Скрюченные артритом пальцы ловко выудили сигарету из поданной мной пачки. Он закурил, отхлебнул из поданной кружки и вернул её мне.
«Раньше лучше охота была. Ни локаторов, ни этих коптеров. Винтовку взял, спички, флягу и в путь. А теперь, чуть ли не экспедицию собирают – ну, что это за охота?!»
«А что вы думаете о присутствие на границе такого количества войск?»
«Что войска? Не лучше этих охотников. Носятся взад-вперед, топчут всё. Только и знай, что по рации переговариваются. Да вон и ты со свистком. – Я хотел возразить, но он меня опередил. – Вот поставь чашку. Сделай так руки», – старик положил одну ладонь на другую и свернул их.
«Так?»
«Так, только без зазоров. Ну как щель должна быть, – он ехидно посмотрел на меня, и я не сдержал улыбки. – Да, вот так. Одну ладонь на другую, а теперь дуй в щель».
Я попытался, но выходило лишь шипение.
«Нет, вот так. Под углом!» – он ловко сложил сухие ладони, грудь едва поднялась, а щеки надулись.
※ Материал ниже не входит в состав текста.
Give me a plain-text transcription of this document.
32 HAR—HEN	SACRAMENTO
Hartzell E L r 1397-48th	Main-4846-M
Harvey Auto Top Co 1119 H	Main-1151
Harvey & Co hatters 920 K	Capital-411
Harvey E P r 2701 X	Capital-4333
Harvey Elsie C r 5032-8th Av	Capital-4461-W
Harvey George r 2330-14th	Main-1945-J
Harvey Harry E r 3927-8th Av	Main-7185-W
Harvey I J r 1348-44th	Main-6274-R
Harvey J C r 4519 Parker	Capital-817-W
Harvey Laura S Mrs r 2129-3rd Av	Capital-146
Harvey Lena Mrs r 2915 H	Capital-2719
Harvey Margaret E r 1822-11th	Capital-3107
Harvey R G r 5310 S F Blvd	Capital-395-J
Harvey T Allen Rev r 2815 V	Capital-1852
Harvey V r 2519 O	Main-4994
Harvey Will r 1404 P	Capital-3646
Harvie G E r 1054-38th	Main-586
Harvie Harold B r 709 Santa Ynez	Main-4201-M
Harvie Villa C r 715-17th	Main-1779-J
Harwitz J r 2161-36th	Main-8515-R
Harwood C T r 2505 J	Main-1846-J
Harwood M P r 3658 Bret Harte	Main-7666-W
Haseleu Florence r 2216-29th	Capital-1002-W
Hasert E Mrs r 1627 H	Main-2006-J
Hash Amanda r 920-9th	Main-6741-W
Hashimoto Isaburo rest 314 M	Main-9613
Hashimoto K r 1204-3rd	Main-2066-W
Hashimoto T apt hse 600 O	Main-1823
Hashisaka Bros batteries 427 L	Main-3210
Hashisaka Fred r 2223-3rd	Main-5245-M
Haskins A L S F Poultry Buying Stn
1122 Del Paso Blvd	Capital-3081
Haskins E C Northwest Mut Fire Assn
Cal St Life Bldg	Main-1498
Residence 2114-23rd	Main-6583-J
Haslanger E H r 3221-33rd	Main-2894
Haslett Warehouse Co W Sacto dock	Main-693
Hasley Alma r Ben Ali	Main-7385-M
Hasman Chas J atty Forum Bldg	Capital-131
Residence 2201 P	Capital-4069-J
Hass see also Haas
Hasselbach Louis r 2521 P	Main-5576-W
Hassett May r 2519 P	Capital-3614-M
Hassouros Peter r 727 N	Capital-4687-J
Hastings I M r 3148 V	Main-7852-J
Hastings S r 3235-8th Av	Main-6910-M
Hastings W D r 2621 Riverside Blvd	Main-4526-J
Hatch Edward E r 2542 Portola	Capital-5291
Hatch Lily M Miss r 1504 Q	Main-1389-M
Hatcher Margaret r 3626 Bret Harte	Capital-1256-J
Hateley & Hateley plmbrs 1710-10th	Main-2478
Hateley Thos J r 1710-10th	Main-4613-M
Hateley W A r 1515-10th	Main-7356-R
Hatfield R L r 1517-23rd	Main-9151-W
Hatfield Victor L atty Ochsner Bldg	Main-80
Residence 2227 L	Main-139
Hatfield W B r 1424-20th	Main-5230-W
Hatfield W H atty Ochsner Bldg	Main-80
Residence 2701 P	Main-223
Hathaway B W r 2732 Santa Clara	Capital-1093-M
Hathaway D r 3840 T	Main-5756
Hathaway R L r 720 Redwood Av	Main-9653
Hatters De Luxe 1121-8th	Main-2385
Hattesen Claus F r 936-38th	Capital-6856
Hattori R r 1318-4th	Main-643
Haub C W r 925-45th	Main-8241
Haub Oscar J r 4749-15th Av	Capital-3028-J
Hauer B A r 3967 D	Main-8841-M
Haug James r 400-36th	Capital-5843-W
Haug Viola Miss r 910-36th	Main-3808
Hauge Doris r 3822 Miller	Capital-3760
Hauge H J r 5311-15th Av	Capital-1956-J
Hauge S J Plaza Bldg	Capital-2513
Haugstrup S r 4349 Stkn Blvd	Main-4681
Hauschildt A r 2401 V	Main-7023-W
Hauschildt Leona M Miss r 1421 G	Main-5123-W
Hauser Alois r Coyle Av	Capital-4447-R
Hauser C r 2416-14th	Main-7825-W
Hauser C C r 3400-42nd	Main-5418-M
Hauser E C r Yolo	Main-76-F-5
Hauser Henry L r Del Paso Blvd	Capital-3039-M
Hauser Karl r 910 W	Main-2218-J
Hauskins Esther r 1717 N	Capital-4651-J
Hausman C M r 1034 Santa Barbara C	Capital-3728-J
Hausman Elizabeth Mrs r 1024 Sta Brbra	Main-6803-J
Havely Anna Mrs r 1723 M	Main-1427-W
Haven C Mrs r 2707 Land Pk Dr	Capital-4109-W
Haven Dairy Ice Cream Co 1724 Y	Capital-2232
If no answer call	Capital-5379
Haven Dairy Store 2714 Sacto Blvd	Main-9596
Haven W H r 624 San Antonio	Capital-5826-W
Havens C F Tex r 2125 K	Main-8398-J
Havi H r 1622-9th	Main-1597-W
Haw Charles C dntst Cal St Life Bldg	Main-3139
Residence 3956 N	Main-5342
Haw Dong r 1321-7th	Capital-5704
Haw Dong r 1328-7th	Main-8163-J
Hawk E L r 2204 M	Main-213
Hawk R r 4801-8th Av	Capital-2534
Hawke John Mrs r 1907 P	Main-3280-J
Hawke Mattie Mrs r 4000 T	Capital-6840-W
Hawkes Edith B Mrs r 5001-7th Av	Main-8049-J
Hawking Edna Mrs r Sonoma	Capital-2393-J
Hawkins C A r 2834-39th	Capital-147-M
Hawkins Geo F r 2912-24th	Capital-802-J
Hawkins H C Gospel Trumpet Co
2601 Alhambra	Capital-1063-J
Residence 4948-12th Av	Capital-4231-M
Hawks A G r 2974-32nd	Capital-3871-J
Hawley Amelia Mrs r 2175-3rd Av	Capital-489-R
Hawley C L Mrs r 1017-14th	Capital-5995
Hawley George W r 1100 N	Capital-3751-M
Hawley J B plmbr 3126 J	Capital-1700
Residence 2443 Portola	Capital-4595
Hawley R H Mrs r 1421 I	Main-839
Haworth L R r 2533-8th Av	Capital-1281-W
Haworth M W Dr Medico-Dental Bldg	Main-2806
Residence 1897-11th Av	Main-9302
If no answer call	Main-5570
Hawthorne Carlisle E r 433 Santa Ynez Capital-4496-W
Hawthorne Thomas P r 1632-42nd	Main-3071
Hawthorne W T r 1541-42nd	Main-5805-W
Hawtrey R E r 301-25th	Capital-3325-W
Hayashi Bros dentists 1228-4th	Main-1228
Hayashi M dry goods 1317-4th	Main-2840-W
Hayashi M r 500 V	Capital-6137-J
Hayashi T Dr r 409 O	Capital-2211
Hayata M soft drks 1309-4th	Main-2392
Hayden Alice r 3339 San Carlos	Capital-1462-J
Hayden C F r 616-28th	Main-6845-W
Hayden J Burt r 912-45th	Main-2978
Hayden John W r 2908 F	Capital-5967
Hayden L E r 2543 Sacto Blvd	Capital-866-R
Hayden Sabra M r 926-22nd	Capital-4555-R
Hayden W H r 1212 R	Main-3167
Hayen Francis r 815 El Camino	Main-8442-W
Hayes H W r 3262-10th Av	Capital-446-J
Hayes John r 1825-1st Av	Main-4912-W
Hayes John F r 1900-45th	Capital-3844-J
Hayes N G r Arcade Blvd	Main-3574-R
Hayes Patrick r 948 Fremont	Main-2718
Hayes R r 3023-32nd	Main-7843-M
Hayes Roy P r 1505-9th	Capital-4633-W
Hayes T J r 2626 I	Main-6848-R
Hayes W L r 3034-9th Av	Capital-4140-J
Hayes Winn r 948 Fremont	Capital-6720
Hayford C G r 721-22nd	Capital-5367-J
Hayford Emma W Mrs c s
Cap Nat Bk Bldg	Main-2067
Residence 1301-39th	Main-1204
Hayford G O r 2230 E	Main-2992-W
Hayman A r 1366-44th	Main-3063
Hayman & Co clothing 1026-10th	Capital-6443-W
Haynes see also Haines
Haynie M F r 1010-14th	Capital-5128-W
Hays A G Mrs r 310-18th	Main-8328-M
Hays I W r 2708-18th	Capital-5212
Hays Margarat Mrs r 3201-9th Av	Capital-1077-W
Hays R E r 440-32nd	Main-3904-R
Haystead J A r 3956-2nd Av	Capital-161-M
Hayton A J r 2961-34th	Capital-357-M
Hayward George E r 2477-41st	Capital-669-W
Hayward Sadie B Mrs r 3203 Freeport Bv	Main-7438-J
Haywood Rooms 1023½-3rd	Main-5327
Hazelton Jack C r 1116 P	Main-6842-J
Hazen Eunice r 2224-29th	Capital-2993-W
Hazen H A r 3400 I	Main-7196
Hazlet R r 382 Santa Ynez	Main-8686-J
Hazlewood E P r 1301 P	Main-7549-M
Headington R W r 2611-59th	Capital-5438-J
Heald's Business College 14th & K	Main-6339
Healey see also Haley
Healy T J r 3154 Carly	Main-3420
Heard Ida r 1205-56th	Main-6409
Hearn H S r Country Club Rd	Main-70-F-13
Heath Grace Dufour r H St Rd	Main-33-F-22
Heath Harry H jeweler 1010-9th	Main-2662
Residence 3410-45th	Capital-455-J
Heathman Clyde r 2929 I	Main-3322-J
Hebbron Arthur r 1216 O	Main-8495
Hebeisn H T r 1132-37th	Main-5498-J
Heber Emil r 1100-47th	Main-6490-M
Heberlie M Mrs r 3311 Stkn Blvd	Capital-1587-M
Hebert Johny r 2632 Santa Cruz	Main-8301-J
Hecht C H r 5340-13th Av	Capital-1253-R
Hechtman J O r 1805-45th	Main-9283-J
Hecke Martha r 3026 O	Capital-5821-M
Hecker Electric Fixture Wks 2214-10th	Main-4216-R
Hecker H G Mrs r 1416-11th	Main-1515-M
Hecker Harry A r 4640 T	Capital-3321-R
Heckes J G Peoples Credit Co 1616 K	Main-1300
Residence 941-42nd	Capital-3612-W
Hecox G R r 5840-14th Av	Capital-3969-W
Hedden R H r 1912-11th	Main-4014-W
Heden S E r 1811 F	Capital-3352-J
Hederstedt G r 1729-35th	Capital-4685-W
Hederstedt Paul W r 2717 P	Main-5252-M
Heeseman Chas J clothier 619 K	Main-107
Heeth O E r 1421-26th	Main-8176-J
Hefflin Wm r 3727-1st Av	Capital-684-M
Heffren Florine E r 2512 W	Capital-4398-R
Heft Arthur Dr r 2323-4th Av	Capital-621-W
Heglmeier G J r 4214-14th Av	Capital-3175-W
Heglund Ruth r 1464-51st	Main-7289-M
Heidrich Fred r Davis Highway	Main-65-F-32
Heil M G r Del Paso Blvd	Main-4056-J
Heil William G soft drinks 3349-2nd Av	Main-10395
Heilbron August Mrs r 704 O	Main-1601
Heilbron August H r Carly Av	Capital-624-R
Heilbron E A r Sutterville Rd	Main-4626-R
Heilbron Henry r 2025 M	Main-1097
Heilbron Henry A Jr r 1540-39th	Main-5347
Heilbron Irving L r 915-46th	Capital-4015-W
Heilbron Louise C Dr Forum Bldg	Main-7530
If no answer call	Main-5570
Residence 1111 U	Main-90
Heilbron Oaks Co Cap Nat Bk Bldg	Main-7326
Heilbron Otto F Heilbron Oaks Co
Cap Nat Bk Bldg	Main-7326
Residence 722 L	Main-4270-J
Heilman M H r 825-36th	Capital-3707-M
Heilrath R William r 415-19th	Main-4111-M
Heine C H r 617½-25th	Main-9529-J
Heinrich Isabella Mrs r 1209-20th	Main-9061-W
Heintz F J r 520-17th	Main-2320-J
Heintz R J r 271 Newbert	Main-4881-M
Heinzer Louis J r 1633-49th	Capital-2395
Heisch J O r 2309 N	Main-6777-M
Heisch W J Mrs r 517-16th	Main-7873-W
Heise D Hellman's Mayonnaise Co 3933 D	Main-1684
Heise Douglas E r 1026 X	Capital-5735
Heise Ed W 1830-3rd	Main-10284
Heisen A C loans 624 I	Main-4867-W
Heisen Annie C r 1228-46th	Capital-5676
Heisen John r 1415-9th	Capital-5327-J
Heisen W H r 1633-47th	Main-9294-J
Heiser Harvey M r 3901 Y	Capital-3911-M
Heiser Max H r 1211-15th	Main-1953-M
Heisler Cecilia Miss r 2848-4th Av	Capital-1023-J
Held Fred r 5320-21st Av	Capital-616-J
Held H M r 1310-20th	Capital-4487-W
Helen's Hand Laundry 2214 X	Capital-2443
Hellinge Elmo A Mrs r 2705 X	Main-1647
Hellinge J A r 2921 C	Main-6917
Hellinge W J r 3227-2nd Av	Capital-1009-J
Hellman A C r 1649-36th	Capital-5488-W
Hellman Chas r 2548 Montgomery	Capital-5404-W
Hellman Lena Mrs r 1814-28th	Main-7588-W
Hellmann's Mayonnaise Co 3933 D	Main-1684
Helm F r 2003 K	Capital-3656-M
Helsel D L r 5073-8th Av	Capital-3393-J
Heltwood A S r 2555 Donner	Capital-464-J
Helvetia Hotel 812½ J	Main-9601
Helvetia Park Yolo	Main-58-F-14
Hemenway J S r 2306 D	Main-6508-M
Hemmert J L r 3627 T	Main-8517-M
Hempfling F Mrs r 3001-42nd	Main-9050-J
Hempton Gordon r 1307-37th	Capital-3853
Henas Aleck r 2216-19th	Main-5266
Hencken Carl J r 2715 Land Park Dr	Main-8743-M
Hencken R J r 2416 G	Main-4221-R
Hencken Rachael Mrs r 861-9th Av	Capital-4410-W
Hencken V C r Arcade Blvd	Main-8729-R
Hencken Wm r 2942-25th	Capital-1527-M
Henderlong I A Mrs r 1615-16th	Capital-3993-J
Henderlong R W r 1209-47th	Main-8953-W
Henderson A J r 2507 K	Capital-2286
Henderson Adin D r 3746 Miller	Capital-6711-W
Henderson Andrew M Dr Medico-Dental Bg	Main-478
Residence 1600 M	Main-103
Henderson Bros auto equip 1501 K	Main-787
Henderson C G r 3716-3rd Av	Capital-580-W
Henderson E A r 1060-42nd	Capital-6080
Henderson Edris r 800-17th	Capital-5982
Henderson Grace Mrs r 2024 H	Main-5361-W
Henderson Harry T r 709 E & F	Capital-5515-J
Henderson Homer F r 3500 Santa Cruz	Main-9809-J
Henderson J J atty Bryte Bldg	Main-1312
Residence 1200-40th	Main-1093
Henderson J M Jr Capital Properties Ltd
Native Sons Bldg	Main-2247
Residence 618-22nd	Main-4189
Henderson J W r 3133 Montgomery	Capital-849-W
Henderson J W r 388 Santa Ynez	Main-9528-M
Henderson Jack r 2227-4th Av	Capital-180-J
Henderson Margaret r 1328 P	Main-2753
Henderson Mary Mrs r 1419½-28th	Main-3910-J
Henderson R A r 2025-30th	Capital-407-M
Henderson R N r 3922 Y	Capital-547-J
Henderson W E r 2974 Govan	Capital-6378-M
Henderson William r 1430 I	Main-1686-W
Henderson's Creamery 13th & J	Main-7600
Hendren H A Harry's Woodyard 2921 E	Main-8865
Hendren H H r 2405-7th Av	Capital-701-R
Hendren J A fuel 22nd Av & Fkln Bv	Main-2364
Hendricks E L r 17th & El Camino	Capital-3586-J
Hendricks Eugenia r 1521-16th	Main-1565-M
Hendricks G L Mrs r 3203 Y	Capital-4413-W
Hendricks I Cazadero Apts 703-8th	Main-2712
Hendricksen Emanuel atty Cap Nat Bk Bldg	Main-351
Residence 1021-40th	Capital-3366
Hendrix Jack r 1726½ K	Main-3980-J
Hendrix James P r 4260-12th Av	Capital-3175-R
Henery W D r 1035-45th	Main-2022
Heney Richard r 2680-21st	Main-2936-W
Слух потряс чистый звук совиного уханья. Он повторил его трижды и каждый раз звук отличался от предыдущего. Уханье раскатилось по простору и отозвалось эхом в долине. – Видишь? – улыбнулся старик, – а ты со свистком ходишь. Он может и громкий, но зверье пугает».
«Свисток для раненных, – уточнил я, – если находишь кого в завалах, свистишь. Так что тут другое».
«Что мир, что война – всё это охота. И там, и тут зверье», – махнул он поднятой рукой.
Я не стал спорить и отхлебнув из металлической кружки вернул её старику. Попробовал несколько раз сложить ладони правильно. На пятый раз вышло нечто похожее на сову. Старик по-отечески хлопнул меня по плечу, взял еще одну сигарету. Хотел что-то ещё сказать, но вышедшая из дома хозяйка позвала его на местном наречии. Он оставил мне кружку, окрик повторился. Я вложил в его карман пачку, и мы распрощались. У калитки он виновато опустил плечи и голову, тяжело вздохнул и скрылся за оградой.
Я сидел в одиночестве какое-то время. Из-за забора доносились женские причитания, а в долине надрывались моторы грузовиков. Слышны были редкие окрики и звуки свистков. Допив содержимое кружки, я оставил её на пеньке у калитки и направился обратно к лагерю. Докурив, спрятал бычок в боковой карман на штанах, снял свисток с груди и бросил его в кусты у оврага. На горы опускалась ночь, а в голове раз за разом звучали слова старика: «Всё это охота. И тут, и там зверье».